Give your cooking flair with ingredients from this Asian market
Cruising down Florida Boulevard, it’s easy to miss Vinh Phat Market.
There’s nothing showy about its storefront at the back of the Far East Plaza shopping center. Like many ethnic groceries, it’s a family operation—no frills, but plenty of focus on its loyal clientele.
The windows are papered with faded fliers for herbal teas and rare confections, and the conversations at the front register switch easily in and out of English depending on the customer.
On one side of the store, trinkets and gifts are crammed onto shelves and stacked up to the ceiling—shiny gold paper jewelry, fragrant incense, tea sets with cat faces, a potted tree of ceramic peaches. But most of Vinh Phat’s square footage comprises a wide stock of all foods East Asian and Pacific.
When asked to pick out a specialty item among the inventory, manager Michael Thai laughs. “Everything here is a specialty item,” Thai says, surrounded by boxes of instant noodles bearing labels of every name but the familiar Top Ramen. “You won’t find anything we sell in the typical grocery store.”
Since Thai’s parents Nam and Judy opened the store more than 30 years ago, Vinh Phat has become a hub for many ethnic communities in Baton Rouge.
“We stock for the community,” Thai says. There are many items in the store that his family doesn’t use personally but stock based on customer requests.
The centerpiece of the store is an aisle of fresh, seasonal produce carefully selected by Thai and his family. Hawaiian sweet potatoes with purple pulps entice Pacific shoppers, while yuca lends itself to Hispanic dishes. Beyond carefully wrapped, rare Korean pears and trays of three-foot-long winter melons for Lunar New Year sits a bucket of raw bamboo shoots, which Thai describes as a “staple of Asian cooking.”
“We started out with just Vietnamese and Chinese [stock], but now we have a lot of Filipino and Japanese, a lot of Malaysian and Pacific Islanders, some Hispanic produce. Everybody that’s coming to Louisiana and not native here, they’re looking for this stuff and we’re trying to provide it for them,” Thai says.
The store’s offerings come as large as 50-pound bags of rice and as small as tiny jars of bean curd, from the usual Asian imports like Pocky and milk candies to the unusual like cuttlefish tentacles and yellow snail. Sauces and pastes fill one long aisle, Chinese characters mixing with recognizable Kikkomans and Srirachas. Walk a little farther to find a seemingly endless seasoning selection and teas for everything from internal cleansing to sexual enhancement.
The bottom line? If it’s an Asian delicacy and you want it, Vinh Phat probably has five different kinds.

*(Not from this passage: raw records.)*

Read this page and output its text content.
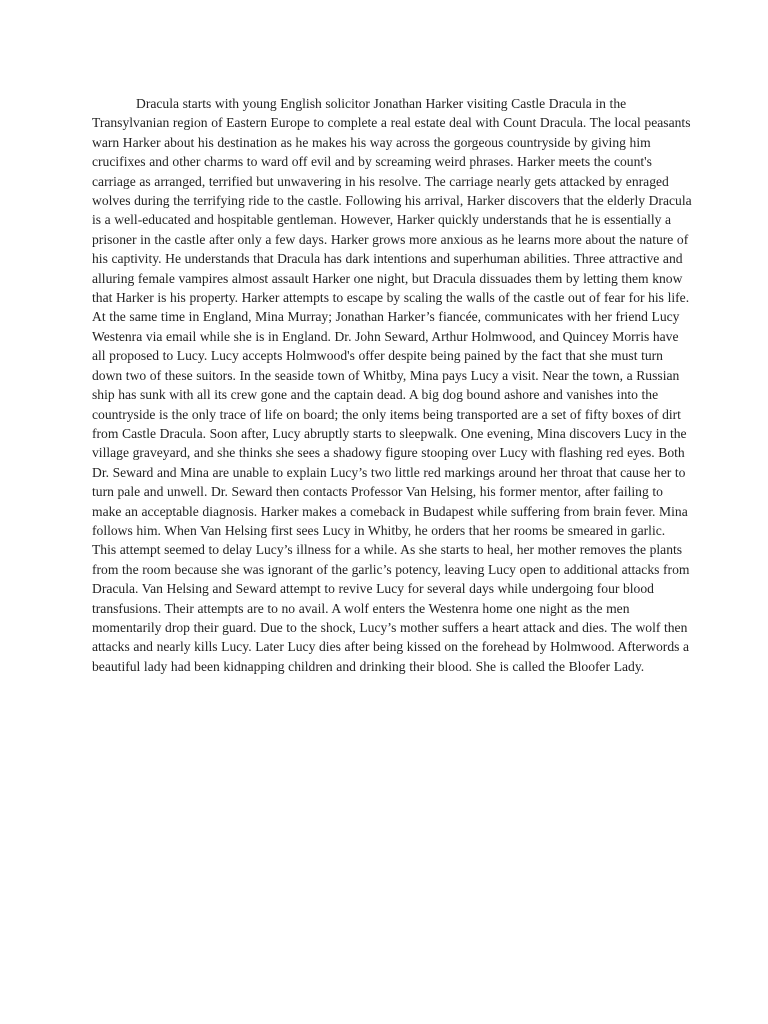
Dracula starts with young English solicitor Jonathan Harker visiting Castle Dracula in the Transylvanian region of Eastern Europe to complete a real estate deal with Count Dracula. The local peasants warn Harker about his destination as he makes his way across the gorgeous countryside by giving him crucifixes and other charms to ward off evil and by screaming weird phrases. Harker meets the count's carriage as arranged, terrified but unwavering in his resolve. The carriage nearly gets attacked by enraged wolves during the terrifying ride to the castle. Following his arrival, Harker discovers that the elderly Dracula is a well-educated and hospitable gentleman. However, Harker quickly understands that he is essentially a prisoner in the castle after only a few days. Harker grows more anxious as he learns more about the nature of his captivity. He understands that Dracula has dark intentions and superhuman abilities. Three attractive and alluring female vampires almost assault Harker one night, but Dracula dissuades them by letting them know that Harker is his property. Harker attempts to escape by scaling the walls of the castle out of fear for his life. At the same time in England, Mina Murray; Jonathan Harker’s fiancée, communicates with her friend Lucy Westenra via email while she is in England. Dr. John Seward, Arthur Holmwood, and Quincey Morris have all proposed to Lucy. Lucy accepts Holmwood's offer despite being pained by the fact that she must turn down two of these suitors. In the seaside town of Whitby, Mina pays Lucy a visit. Near the town, a Russian ship has sunk with all its crew gone and the captain dead. A big dog bound ashore and vanishes into the countryside is the only trace of life on board; the only items being transported are a set of fifty boxes of dirt from Castle Dracula. Soon after, Lucy abruptly starts to sleepwalk. One evening, Mina discovers Lucy in the village graveyard, and she thinks she sees a shadowy figure stooping over Lucy with flashing red eyes. Both Dr. Seward and Mina are unable to explain Lucy’s two little red markings around her throat that cause her to turn pale and unwell. Dr. Seward then contacts Professor Van Helsing, his former mentor, after failing to make an acceptable diagnosis. Harker makes a comeback in Budapest while suffering from brain fever. Mina follows him. When Van Helsing first sees Lucy in Whitby, he orders that her rooms be smeared in garlic. This attempt seemed to delay Lucy’s illness for a while. As she starts to heal, her mother removes the plants from the room because she was ignorant of the garlic’s potency, leaving Lucy open to additional attacks from Dracula. Van Helsing and Seward attempt to revive Lucy for several days while undergoing four blood transfusions. Their attempts are to no avail. A wolf enters the Westenra home one night as the men momentarily drop their guard. Due to the shock, Lucy’s mother suffers a heart attack and dies. The wolf then attacks and nearly kills Lucy. Later Lucy dies after being kissed on the forehead by Holmwood. Afterwords a beautiful lady had been kidnapping children and drinking their blood. She is called the Bloofer Lady.
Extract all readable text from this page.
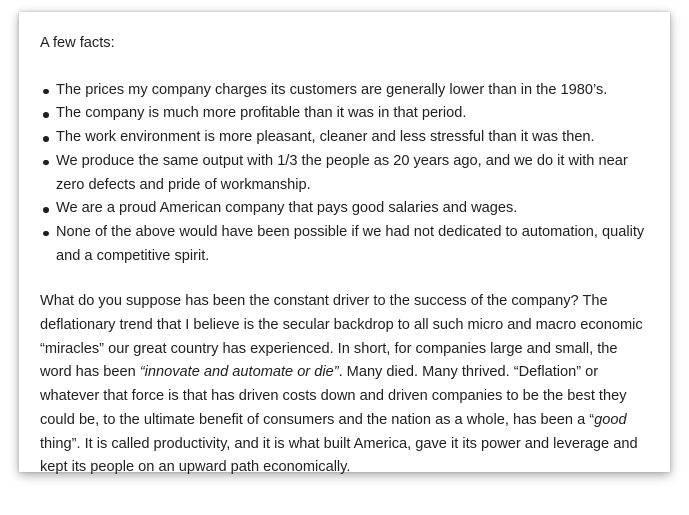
A few facts:

The prices my company charges its customers are generally lower than in the 1980’s.
The company is much more profitable than it was in that period.
The work environment is more pleasant, cleaner and less stressful than it was then.
We produce the same output with 1/3 the people as 20 years ago, and we do it with near zero defects and pride of workmanship.
We are a proud American company that pays good salaries and wages.
None of the above would have been possible if we had not dedicated to automation, quality and a competitive spirit.

What do you suppose has been the constant driver to the success of the company? The deflationary trend that I believe is the secular backdrop to all such micro and macro economic “miracles” our great country has experienced. In short, for companies large and small, the word has been “innovate and automate or die”. Many died. Many thrived. “Deflation” or whatever that force is that has driven costs down and driven companies to be the best they could be, to the ultimate benefit of consumers and the nation as a whole, has been a “good thing”. It is called productivity, and it is what built America, gave it its power and leverage and kept its people on an upward path economically.
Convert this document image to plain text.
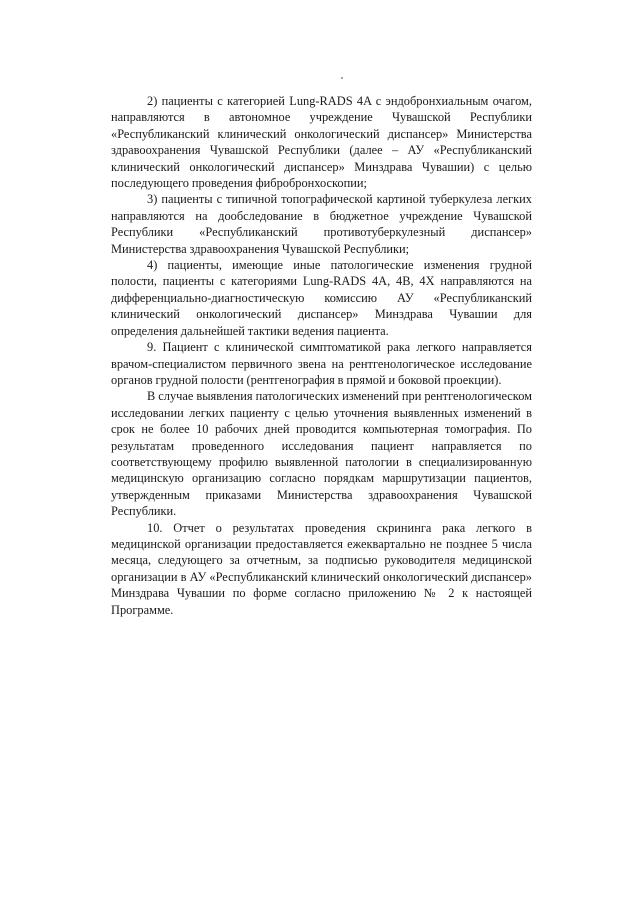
2) пациенты с категорией Lung-RADS 4A с эндобронхиальным очагом, направляются в автономное учреждение Чувашской Республики «Республиканский клинический онкологический диспансер» Министерства здравоохранения Чувашской Республики (далее – АУ «Республиканский клинический онкологический диспансер» Минздрава Чувашии) с целью последующего проведения фибробронхоскопии;

3) пациенты с типичной топографической картиной туберкулеза легких направляются на дообследование в бюджетное учреждение Чувашской Республики «Республиканский противотуберкулезный диспансер» Министерства здравоохранения Чувашской Республики;

4) пациенты, имеющие иные патологические изменения грудной полости, пациенты с категориями Lung-RADS 4A, 4B, 4X направляются на дифференциально-диагностическую комиссию АУ «Республиканский клинический онкологический диспансер» Минздрава Чувашии для определения дальнейшей тактики ведения пациента.

9. Пациент с клинической симптоматикой рака легкого направляется врачом-специалистом первичного звена на рентгенологическое исследование органов грудной полости (рентгенография в прямой и боковой проекции).

В случае выявления патологических изменений при рентгенологическом исследовании легких пациенту с целью уточнения выявленных изменений в срок не более 10 рабочих дней проводится компьютерная томография. По результатам проведенного исследования пациент направляется по соответствующему профилю выявленной патологии в специализированную медицинскую организацию согласно порядкам маршрутизации пациентов, утвержденным приказами Министерства здравоохранения Чувашской Республики.

10. Отчет о результатах проведения скрининга рака легкого в медицинской организации предоставляется ежеквартально не позднее 5 числа месяца, следующего за отчетным, за подписью руководителя медицинской организации в АУ «Республиканский клинический онкологический диспансер» Минздрава Чувашии по форме согласно приложению № 2 к настоящей Программе.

After helping a few patrons, Thai stands among the towering shelves of colorful bottles and boxes, a variety of languages on each package, and arranges a few bright yellow mangoes on top of their display. Though the store’s long hours wore him down in his younger years, the 38-year-old has grown to appreciate the job.
“It’s hard work,” he says, referring not just to the market itself but to building bridges between cultures and communities. “But we do love to do it.”
VINH PHAT SHOPPING LIST: Some unique items and how to use them
Korean pear >>> A fall fruit with the texture of an apple. These don’t darken quickly once sliced. Great for salads or as part of a cheese plate.
Miso by Hikari Miso
The Japanese classic. Use this soybean paste as a base for soups, glazes or dips.
From one of the world’s oldest companies (established 1637). Best for drinking, but can also be used similarly to white wine in cooking.